Over the past month, many Bitcoin exchanges, startups and experts weighed in on the debate between Segregated Witness (SegWit) and Bitcoin Unlimited (BU) supporters.
The main claim of SegWit supports is that nearly 60 percent of nodes within the Bitcoin network are supporting the activation of SegWit. According to 21 Inc’s Bitnodes, approximately 56 percent of all Bitcoin nodes are in support of Bitcoin Core 0.13.0 and the other two minor updates of Bitcoin Core which includes SegWit support on testnet.
In comparison, BU supporters and developers, including prominent angel investor and Bitcoin.com CEO Roger Ver, claimed that Bitcoin miners are showing increasing support of SegWit. A chart called “Mining Pool Support by Proposal” provided by Coin Dance and shared by Ver, demonstrated that 17.3 percent of miners support BU while the other 16.67 percent supported the activation of SegWit.

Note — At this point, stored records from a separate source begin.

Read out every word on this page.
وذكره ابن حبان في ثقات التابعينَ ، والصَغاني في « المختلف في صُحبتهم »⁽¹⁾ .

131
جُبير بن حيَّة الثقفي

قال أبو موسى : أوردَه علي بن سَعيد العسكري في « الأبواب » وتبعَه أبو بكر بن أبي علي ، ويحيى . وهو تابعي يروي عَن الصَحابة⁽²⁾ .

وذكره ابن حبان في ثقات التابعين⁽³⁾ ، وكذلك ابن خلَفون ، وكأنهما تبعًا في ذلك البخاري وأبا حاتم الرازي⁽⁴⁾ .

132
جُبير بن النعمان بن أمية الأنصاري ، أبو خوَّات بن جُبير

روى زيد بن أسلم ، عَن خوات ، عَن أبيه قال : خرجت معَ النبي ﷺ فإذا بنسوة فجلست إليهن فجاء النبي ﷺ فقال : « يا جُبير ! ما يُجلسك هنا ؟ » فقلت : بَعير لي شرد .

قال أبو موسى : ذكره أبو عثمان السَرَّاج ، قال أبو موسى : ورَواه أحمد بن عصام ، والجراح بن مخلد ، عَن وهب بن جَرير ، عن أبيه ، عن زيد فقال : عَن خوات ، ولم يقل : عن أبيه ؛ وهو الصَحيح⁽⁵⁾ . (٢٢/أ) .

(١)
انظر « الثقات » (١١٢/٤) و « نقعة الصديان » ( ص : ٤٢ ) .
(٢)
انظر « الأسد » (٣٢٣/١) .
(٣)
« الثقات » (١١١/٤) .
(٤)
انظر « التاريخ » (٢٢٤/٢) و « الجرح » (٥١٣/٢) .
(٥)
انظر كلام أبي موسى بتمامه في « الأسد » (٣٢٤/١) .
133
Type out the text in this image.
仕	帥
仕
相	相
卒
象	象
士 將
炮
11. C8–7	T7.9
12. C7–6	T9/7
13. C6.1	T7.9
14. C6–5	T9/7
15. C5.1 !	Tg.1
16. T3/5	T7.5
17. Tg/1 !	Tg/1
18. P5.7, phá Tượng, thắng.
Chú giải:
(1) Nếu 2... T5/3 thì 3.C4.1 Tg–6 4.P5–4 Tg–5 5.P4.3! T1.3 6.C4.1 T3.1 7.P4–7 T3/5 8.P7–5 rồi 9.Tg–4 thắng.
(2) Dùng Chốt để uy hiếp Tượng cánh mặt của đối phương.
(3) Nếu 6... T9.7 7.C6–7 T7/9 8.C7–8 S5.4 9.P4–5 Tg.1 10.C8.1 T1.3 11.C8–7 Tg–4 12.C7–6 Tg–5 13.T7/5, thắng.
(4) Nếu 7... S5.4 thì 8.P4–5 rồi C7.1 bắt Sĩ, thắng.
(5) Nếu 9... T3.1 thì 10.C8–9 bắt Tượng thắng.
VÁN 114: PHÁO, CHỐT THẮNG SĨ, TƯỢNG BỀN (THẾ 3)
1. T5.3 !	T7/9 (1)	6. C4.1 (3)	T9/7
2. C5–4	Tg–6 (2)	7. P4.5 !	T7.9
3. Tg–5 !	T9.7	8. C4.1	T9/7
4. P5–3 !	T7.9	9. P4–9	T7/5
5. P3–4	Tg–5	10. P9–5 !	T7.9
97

Samson Mow, COO of the world’s longest running Bitcoin exchange BTCC, and Alistair Milne, Bitcoin investor at Atlanta Digital Currency Fund, expressed their support for SegWit stating that SegWit’s transaction malleability solution opens the door for Lightning, a micropayment solution, that is ultimately beneficial for the long-term growth of Bitcoin.
Milne further emphasized the majority support of Bitcoin nodes for SegWit, requesting Bitcoin miners to start listening to its users.
In response, Gang Wu, HaoBTC CEO, offered his strong stance against SegWit, describing the Bitcoin Core development team’s efforts in pushing SegWit development instead of a 2MB hardfork which they previously agreed on at the Hong Kong consensus conference as a “betrayal” to the mining community.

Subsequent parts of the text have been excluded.